Trump University: Why some students say it's a scam

Former students say Donald Trump's business seminars overpromised and underdelivered, leading to a war of words between Trump and New York State Attorney General Eric Schneiderman. 

Rodney White/The Des Moines Register via AP
Donald Trump poses on the campaign trail with Iowa State cheerleaders before an NCAA college football game Saturday, Sept. 12, 2015, in Ames, Iowa. Trump faces three lawsuits over Trump University, a now-defunct series of real estate classes. Students claim the name was misleading.

“I feel a lot of people listen to what I have to say,” Donald Trump told The Daily Beast in May 2012, in an interview purportedly expressing his support for then-Republican nominee Mitt Romney.

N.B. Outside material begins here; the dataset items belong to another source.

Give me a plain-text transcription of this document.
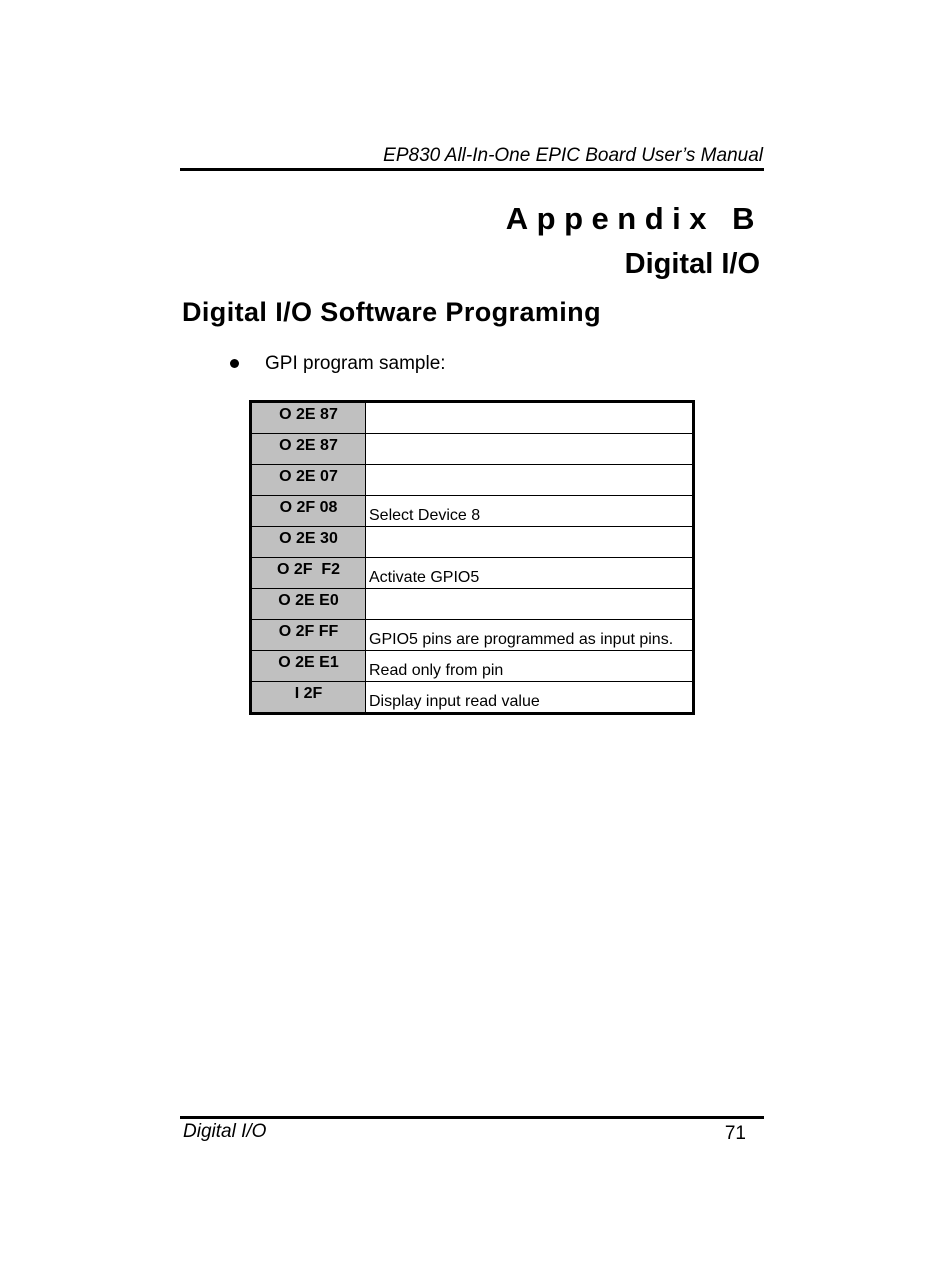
EP830 All-In-One EPIC Board User’s Manual
Appendix B
Digital I/O
Digital I/O Software Programing
GPI program sample:
O 2E 87	
O 2E 87	
O 2E 07	
O 2F 08	Select Device 8
O 2E 30	
O 2F  F2	Activate GPIO5
O 2E E0	
O 2F FF	GPIO5 pins are programmed as input pins.
O 2E E1	Read only from pin
I 2F	Display input read value
Digital I/O	71
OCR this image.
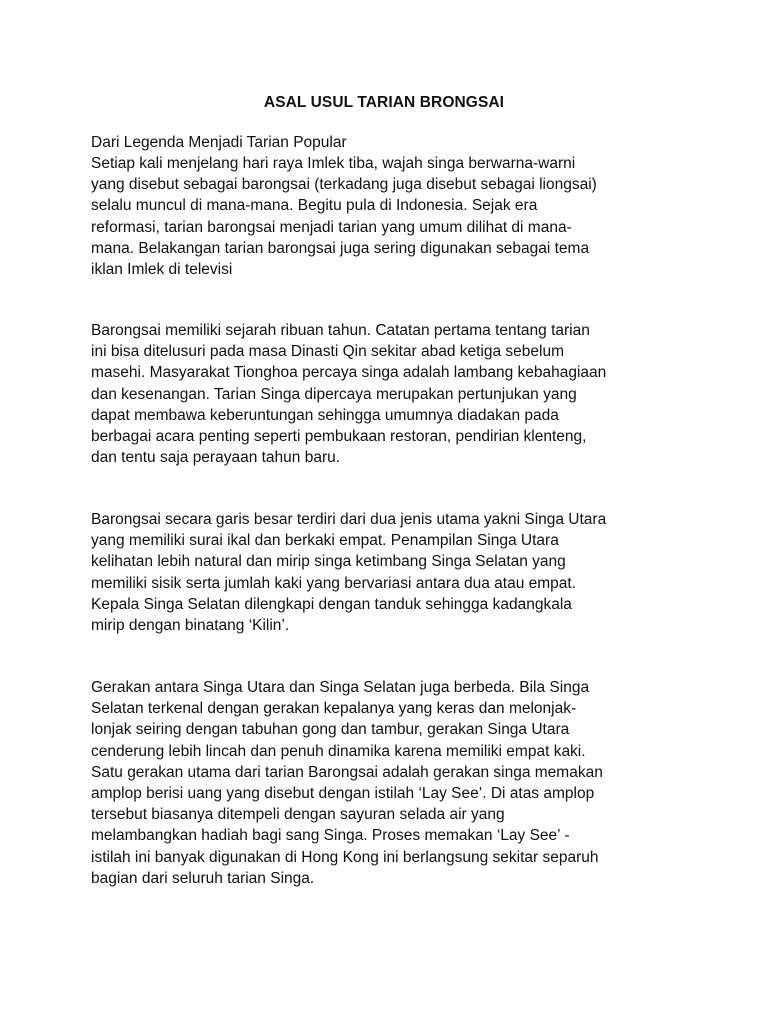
ASAL USUL TARIAN BRONGSAI

Dari Legenda Menjadi Tarian Popular

Setiap kali menjelang hari raya Imlek tiba, wajah singa berwarna-warni

yang disebut sebagai barongsai (terkadang juga disebut sebagai liongsai)

selalu muncul di mana-mana. Begitu pula di Indonesia. Sejak era

reformasi, tarian barongsai menjadi tarian yang umum dilihat di mana-

mana. Belakangan tarian barongsai juga sering digunakan sebagai tema

iklan Imlek di televisi

Barongsai memiliki sejarah ribuan tahun. Catatan pertama tentang tarian

ini bisa ditelusuri pada masa Dinasti Qin sekitar abad ketiga sebelum

masehi. Masyarakat Tionghoa percaya singa adalah lambang kebahagiaan

dan kesenangan. Tarian Singa dipercaya merupakan pertunjukan yang

dapat membawa keberuntungan sehingga umumnya diadakan pada

berbagai acara penting seperti pembukaan restoran, pendirian klenteng,

dan tentu saja perayaan tahun baru.

Barongsai secara garis besar terdiri dari dua jenis utama yakni Singa Utara

yang memiliki surai ikal dan berkaki empat. Penampilan Singa Utara

kelihatan lebih natural dan mirip singa ketimbang Singa Selatan yang

memiliki sisik serta jumlah kaki yang bervariasi antara dua atau empat.

Kepala Singa Selatan dilengkapi dengan tanduk sehingga kadangkala

mirip dengan binatang ‘Kilin’.

Gerakan antara Singa Utara dan Singa Selatan juga berbeda. Bila Singa

Selatan terkenal dengan gerakan kepalanya yang keras dan melonjak-

lonjak seiring dengan tabuhan gong dan tambur, gerakan Singa Utara

cenderung lebih lincah dan penuh dinamika karena memiliki empat kaki.

Satu gerakan utama dari tarian Barongsai adalah gerakan singa memakan

amplop berisi uang yang disebut dengan istilah ‘Lay See’. Di atas amplop

tersebut biasanya ditempeli dengan sayuran selada air yang

melambangkan hadiah bagi sang Singa. Proses memakan ‘Lay See’ -

istilah ini banyak digunakan di Hong Kong ini berlangsung sekitar separuh

bagian dari seluruh tarian Singa.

Before the real estate mogul and all-around celebrity launched his own presidential campaign this summer, thousands of small business owners were lining up, and paying up, to listen to advice from Mr. Trump's “handpicked experts” at Trump University, a short-lived initiative, in the ads for which Trump proclaimed “I can turn anyone into a successful real estate investor, including you.”

Yet, the New York State Attorney General and two former students have brought three lawsuits against the GOP presidential candidate, alleging that “Trump University” was little more than an opportunity for Trump to do what he does best: make money.

Students accuse Trump of running a scam, not a school, and Attorney General Eric Schneiderman filed a $40 million suit in 2013, accusing the company of operating an unlicensed university. Trump University, which was founded in 2004 as a collaboration between Trump and two partners, changed its name in 2010 to Trump Entrepreneur Initiative after the New York State Education Department warned it, in 2005, that the name was misleading. It is no longer accepting new students.

Prospective students were invited to a free, two-hour seminar, during which instructors touted the value of a further three-day workshop for $1,495, and up to tens of thousands more dollars of further instruction and mentorship.

The Washington Post reports that instructors also encouraged students to increase their credit limits, in order to improve their investment possibilities – or, as the students allege, simply so they could afford Trump University. For $35,000, one student remembers walking away with “little more than meaningless certificates of completion and a photograph of himself with a life-size image of The Donald,” according to the Post.

Trump Organization lawyer Alan Garten and former Trump Entrepreneur Initiative President Michael Sexton strongly deny the claims, arguing both that the programs provided substantive instruction that met 98 percent of students’ expectations and that it was unreasonable to expect a more "scholastic" experience.

In a signed affidavit, Mr. Sexton responds to claims that the name was misleading.

The focus of TEI’s business was offering practical instruction for building specific, real-world business skills ... for working adults, which is the antithesis of traditional, broad-based education offered by colleges and universities.

Given Donald Trump’s widespread recognition as a street-wise business person and media celebrity ... and certainly not as an “ivory-tower” educator, I did not believe that the name Trump University could possibly mislead anyone.....

Sexton also details TEI’s curriculum, defending the program against Mr. Schneiderman’s finding that instruction was created by an outside party without real estate expertise, and points out that the website stated no credits or degrees would be rewarded.

There is seemingly no love lost between Schneiderman and Trump, who counter-sued the Attorney General for misconduct, charges that the New York ethics commission dropped in late August. The two contested the nature of Trump University in a heated exchange on Good Morning America in 2013.

The Trump Organization insists that dissatisfied students represent a tiny minority, creating a website,, to prove it. Although the site does document students’ post-course surveys, perhaps more space is dedicated to attacking Schneiderman for mismanaging the public’s funds with what Trump deems a frivolous, politically motivated lawsuit.

98percentapproval’s homepage proclaims, “98% of Trump University students rated the program ‘excellent’ while only *4% of New York State registered voters rated Attorney General Eric Schneiderman’s performance as ‘excellent’ and Schneiderman thinks he could be the next governor?”, while another states, “This website was created to bring to the public's attention the gross incompetence of New York State Attorney General Eric T. Schneiderman.”

Although New York courts have ruled that Trump is liable for running a university without a license, Schneiderman must appeal to overcome a statute of limitations preventing him from helping most students recover their fees.